Abstract : Maintaining space situational awareness requires the ability to track earth-bound satellites in order to know and predict their position, movement, size, and physical features. However, there are many satellites in orbit that are simply too small or too far away to resolve by conventional optical imaging. We can use photometric techniques to gather information about the body in question, but the problem comes in how we interpret the light curve data. Light curves are created by measuring the intensity of reflected sunlight off of the object as it passes overhead. The intensity is dependent on a variety of factors to include the size, shape, orientation, and material composition of the satellite. When we attempt to solve the inverse problem for light curves, we are attempting to extract information about these different factors. Forward modeling of photometric light curves provides a way to generate a large amount of data under controlled conditions for working the inverse problem and is an effective way to test Non-Resolved Space Object Identification (NRSOI) techniques. Currently, there are few implementations of such modeling programs, one of which only allows simple geometric shapes with the option of antennas.
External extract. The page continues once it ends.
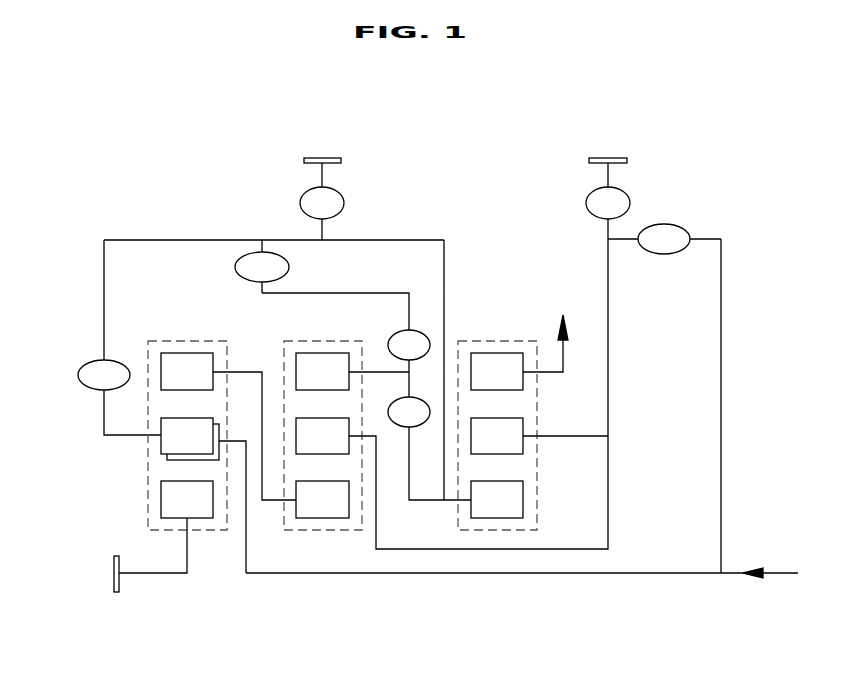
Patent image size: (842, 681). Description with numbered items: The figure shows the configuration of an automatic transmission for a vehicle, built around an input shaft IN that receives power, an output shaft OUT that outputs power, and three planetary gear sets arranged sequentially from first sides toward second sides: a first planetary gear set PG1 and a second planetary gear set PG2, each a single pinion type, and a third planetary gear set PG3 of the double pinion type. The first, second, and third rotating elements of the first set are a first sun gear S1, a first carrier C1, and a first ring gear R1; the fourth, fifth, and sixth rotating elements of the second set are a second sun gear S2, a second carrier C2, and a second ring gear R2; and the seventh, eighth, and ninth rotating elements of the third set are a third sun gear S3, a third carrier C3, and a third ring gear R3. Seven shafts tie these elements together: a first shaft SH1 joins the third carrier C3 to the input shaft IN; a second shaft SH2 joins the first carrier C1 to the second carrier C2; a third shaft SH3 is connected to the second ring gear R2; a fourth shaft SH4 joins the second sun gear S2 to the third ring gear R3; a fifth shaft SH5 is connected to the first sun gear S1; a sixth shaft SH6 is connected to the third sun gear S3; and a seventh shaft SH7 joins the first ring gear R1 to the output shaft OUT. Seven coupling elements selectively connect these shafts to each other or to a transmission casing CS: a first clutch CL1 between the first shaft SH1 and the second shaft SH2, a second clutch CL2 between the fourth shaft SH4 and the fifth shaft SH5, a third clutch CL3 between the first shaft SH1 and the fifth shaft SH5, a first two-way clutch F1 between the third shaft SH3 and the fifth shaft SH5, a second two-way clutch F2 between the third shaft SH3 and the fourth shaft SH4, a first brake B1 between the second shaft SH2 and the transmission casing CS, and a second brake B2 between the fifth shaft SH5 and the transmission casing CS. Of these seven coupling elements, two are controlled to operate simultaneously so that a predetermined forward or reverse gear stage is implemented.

We present our modification to that existing code to create complex models plus our new code to calculate shadowing on the complex object. Then we show the results from the new model and a comparison to the original tool. The next generation of space surveillance sensors will be on satellites. Space based sensors avoid many of the problems of ground based sensors, such as, waiting for lighting conditions to match satellite passes and a night sky. These sensors are restricted only by sun exclusion angle and line of sight around the Earth. This allows for more effective techniques and a much longer time on target. We present an addition to the existing code to consider a sensor in orbit.